Udite! Udite! Mie care bricciole dobbiamo ai greci antichi l’amore e la cura dei capelli ricci. Per i greci erano i capelli degli eroi dalle grandi gesta ed avevano una vera e propria ossessione tanto da utilizzare appositi pettini in osso, bronzo o avorio e, ahimè, anche il ferro per arricciare e gestire al meglio le lunghezze. La cura dei capelli era un vero e proprio culto tanto da avere un patrono: la ninfa Psecas acconciatrice della dea Artemide. Per i capelli venivano utilizzate essenze di spezie, fiori e oli. Si usava far bollire fiori ed erbe come mirra, incenso, foglie di vite ed estratti di rosa da utilizzare a solo o in Unione all’olio d’oliva. Per ammorbidire, districare e nutrire i capelli usavano lozioni, balsami e cera d’api. Usavano tinte vegetali come l’henne e le altre erbette tintorie ma soprattutto , nota dolente, avevano una passione spasmodica per il biondo. Nonostante la maggioranza di uomini e donne avessero capelli scuri, il biondo era amato e prediletto. Per tale ragione sì schiarivano i capelli con una varietà di soda, sapone di olio e soluzioni alcaline provenienti dai Fenici, che veniva applicata sui capelli e lasciata agire esposta al sole ( insomma l’antenata della decolorazione). Il colore veniva poi “tonalizzato” con una miscela di polline, farina gialla e polvere d’oro (alla faccia!).

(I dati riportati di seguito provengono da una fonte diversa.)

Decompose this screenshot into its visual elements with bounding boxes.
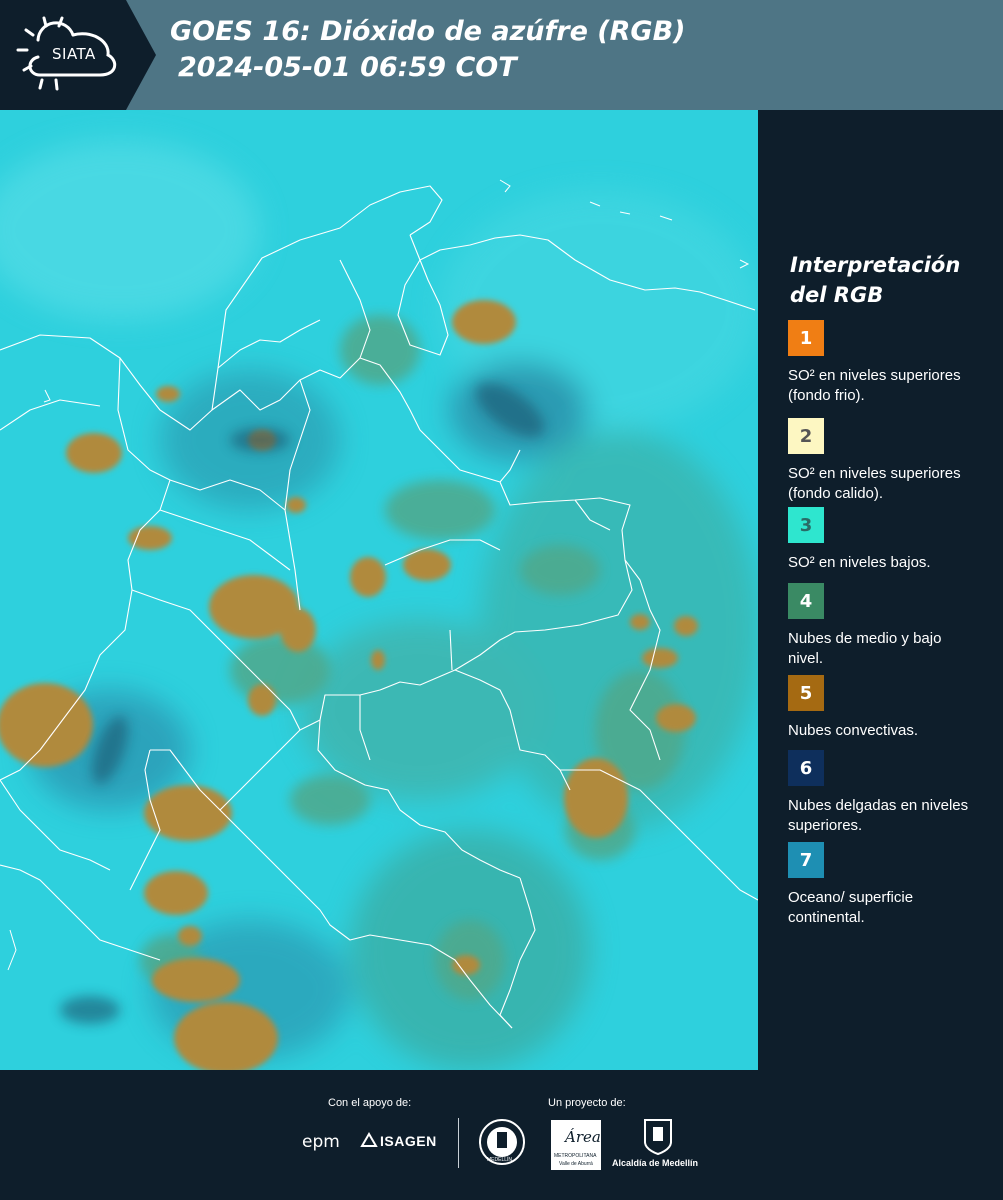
legend-swatch-3: 3 xyxy=(788,507,824,543)
area-sub-text: Valle de Aburrá xyxy=(559,1161,593,1167)
legend-item-1: 1 SO² en niveles superiores (fondo frio)… xyxy=(788,320,988,406)
legend-swatch-4: 4 xyxy=(788,583,824,619)
footer-divider xyxy=(458,1118,459,1168)
legend-label-2: SO² en niveles superiores (fondo calido)… xyxy=(788,465,961,502)
legend-swatch-5: 5 xyxy=(788,675,824,711)
legend-label-5: Nubes convectivas. xyxy=(788,722,919,739)
alcaldia-text: Alcaldía de Medellín xyxy=(612,1158,699,1168)
title-line-1: GOES 16: Dióxido de azúfre (RGB) xyxy=(170,16,686,47)
legend-label-3: SO² en niveles bajos. xyxy=(788,554,931,571)
isagen-text: ISAGEN xyxy=(380,1133,437,1149)
metropolitana-text: METROPOLITANA xyxy=(554,1153,597,1159)
footer: Con el apoyo de: Un proyecto de: epm ISA… xyxy=(0,1070,1003,1200)
legend-swatch-1: 1 xyxy=(788,320,824,356)
legend-panel: Interpretación del RGB 1 SO² en niveles … xyxy=(758,110,1003,1070)
legend-label-4: Nubes de medio y bajo nivel. xyxy=(788,630,942,667)
title-line-2: 2024-05-01 06:59 COT xyxy=(178,52,517,83)
legend-swatch-7: 7 xyxy=(788,842,824,878)
medellin-seal-logo: MEDELLÍN xyxy=(478,1118,526,1166)
legend-label-7: Oceano/ superficie continental. xyxy=(788,889,914,926)
siata-logo-text: SIATA xyxy=(52,45,96,63)
seal-text: MEDELLÍN xyxy=(487,1157,513,1163)
legend-swatch-2: 2 xyxy=(788,418,824,454)
isagen-icon xyxy=(360,1132,378,1147)
legend-label-6: Nubes delgadas en niveles superiores. xyxy=(788,797,969,834)
page-title: GOES 16: Dióxido de azúfre (RGB) 2024-05… xyxy=(170,14,686,86)
legend-title: Interpretación del RGB xyxy=(790,253,961,307)
legend-item-3: 3 SO² en niveles bajos. xyxy=(788,507,988,573)
satellite-map xyxy=(0,110,758,1070)
epm-logo: epm xyxy=(302,1132,340,1152)
legend-label-1: SO² en niveles superiores (fondo frio). xyxy=(788,367,961,404)
alcaldia-logo: Alcaldía de Medellín xyxy=(612,1118,708,1172)
area-text: Área xyxy=(565,1128,601,1146)
satellite-map-image xyxy=(0,110,758,1070)
legend-item-7: 7 Oceano/ superficie continental. xyxy=(788,842,988,928)
legend-item-5: 5 Nubes convectivas. xyxy=(788,675,988,741)
support-caption: Con el apoyo de: xyxy=(328,1097,412,1109)
header-bar: SIATA GOES 16: Dióxido de azúfre (RGB) 2… xyxy=(0,0,1003,110)
shield-icon xyxy=(644,1119,672,1156)
siata-logo: SIATA xyxy=(0,0,156,110)
area-metropolitana-logo: Área METROPOLITANA Valle de Aburrá xyxy=(551,1120,601,1170)
legend-swatch-6: 6 xyxy=(788,750,824,786)
legend-item-6: 6 Nubes delgadas en niveles superiores. xyxy=(788,750,988,836)
legend-item-2: 2 SO² en niveles superiores (fondo calid… xyxy=(788,418,988,504)
legend-item-4: 4 Nubes de medio y bajo nivel. xyxy=(788,583,988,669)
project-caption: Un proyecto de: xyxy=(548,1097,626,1109)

Infine altra piccola chicca: si deve a loro la nascita dei primi saloni di coiffeur chiamati ” koureia”. Le donne usavano portare acconciature perfettamente simmetriche con una parte centrale e ricci raccolti presso la nuca. Se posso vi lascio con un mio pensiero a chiusura del mio lavoro: in ogni società vi sono sempre stati i problemi sociali che ritroviamo ancora oggi. Gli stessi pregiudizi ci perseguitano da secoli. Noi donne siamo state vessate nella nostra libertà e la sessualità è stato per troppo tempo deterrente per la nostra realizzazione paritaria. Come le etere e le donne ateniesi, anche noi oggi. Pertanto vi invito ad esser meno violente verso il nostro stesso sesso perché spesso siamo noi stesse la causa del nostro male.